« La plus grande guerre technologique de l’histoire du journalisme est déclarée » pour Laurent Guimier
L’intelligence artificielle générative bouleverse l’équilibre fragile du paysage médiatique. Dans une tribune publiée dans Le Figaro, le journaliste Laurent Guimier met en garde contre l’inertie des médias traditionnels face à cette révolution technologique. À ses yeux, l’IA est un instrument à double tranchant : une opportunité pour réinventer le journalisme, mais aussi une menace existentielle si elle reste l’apanage des acteurs de la désinformation. « La plus grande guerre technologique de l’histoire du journalisme est déclarée », prévient-il.

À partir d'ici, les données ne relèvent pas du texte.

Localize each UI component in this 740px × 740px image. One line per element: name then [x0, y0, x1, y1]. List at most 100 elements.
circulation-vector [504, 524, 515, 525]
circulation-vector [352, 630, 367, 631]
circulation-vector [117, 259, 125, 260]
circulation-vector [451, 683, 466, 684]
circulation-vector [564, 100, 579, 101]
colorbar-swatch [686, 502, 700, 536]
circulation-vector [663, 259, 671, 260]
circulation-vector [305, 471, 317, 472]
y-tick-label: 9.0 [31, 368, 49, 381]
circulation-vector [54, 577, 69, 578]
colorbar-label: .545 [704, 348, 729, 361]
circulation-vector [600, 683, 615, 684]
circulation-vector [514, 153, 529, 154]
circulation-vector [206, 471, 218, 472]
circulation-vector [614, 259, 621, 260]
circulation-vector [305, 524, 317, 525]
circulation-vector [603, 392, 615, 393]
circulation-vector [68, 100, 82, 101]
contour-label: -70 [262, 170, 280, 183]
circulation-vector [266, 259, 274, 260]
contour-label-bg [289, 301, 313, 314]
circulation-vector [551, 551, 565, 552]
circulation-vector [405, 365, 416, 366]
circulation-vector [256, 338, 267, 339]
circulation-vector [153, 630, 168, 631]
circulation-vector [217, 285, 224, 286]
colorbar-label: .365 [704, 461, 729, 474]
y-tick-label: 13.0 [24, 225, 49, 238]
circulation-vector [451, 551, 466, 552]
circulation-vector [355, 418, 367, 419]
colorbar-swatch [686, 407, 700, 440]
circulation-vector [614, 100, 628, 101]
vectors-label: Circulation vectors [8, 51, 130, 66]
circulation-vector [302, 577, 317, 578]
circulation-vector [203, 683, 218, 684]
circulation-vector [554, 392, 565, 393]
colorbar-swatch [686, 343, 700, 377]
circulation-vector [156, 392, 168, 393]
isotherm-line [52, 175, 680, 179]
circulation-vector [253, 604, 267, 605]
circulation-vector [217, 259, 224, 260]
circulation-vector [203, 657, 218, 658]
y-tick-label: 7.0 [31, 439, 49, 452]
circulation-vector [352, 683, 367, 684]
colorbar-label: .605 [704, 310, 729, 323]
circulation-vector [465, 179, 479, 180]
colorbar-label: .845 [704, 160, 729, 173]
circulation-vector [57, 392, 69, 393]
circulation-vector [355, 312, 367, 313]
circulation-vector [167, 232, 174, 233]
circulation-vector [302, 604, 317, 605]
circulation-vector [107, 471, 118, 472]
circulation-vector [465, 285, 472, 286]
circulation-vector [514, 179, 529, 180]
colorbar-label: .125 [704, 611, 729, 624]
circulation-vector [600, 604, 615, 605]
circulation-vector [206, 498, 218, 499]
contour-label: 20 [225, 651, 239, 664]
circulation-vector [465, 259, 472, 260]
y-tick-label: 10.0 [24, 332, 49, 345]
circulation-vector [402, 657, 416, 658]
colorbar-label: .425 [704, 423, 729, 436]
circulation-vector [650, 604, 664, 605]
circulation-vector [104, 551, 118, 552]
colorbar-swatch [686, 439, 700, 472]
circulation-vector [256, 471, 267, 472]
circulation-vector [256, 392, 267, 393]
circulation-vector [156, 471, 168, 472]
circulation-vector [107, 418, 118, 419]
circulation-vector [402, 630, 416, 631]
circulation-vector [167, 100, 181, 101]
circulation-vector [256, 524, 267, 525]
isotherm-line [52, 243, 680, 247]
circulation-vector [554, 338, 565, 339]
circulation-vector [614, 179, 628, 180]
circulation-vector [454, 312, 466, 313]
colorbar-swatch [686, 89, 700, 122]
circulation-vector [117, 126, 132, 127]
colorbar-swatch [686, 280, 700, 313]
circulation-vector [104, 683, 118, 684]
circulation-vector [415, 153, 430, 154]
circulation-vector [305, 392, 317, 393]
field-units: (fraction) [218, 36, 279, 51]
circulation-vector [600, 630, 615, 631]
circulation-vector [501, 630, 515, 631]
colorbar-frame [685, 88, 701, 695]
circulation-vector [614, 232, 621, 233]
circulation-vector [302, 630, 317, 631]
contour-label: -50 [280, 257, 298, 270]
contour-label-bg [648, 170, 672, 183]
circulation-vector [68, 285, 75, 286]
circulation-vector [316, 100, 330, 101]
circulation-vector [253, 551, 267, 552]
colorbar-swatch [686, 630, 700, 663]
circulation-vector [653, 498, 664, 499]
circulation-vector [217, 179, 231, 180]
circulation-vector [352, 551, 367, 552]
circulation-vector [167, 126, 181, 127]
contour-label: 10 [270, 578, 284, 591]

Un basculement historique de l’information
Avec l’essor des intelligences artificielles génératives, la désinformation change d’échelle et de nature. Des contenus falsifiés, portés par des algorithmes toujours plus sophistiqués, brouillent la frontière entre le vrai et le faux. Pour Laurent Guimier, ce phénomène constitue une rupture majeure : « Le temps presse et les cavaliers de la désinformation progressent au grand galop. » Il compare cette révolution à une mutation d’ordre nucléaire, où l’IA devient à la fois un moteur de progrès et une arme redoutable contre la démocratie.
La transformation de l’espace médiatique s’accompagne d’une crise de confiance sans précédent. « Nos fils d’actualité sont des Far West et nos pouces des colts : je te like ou je te bloque… donc je te tue », constate-t-il, dénonçant la polarisation du débat public et l’ascension des médias partisans au détriment du journalisme d’intérêt général.
L’urgence d’une appropriation technologique
Pour Laurent Guimier, les rédactions doivent abandonner leur posture défensive et s’approprier ces nouvelles technologies. « Il est encore temps pour les médias démocratiques de dompter l’intelligence artificielle », plaide-t-il, appelant à un rapprochement entre journalistes et experts technologiques. L’IA pourrait ainsi augmenter les capacités des rédactions en matière d’enquête, d’analyse et d’archivage, à condition d’être maîtrisée et non subie.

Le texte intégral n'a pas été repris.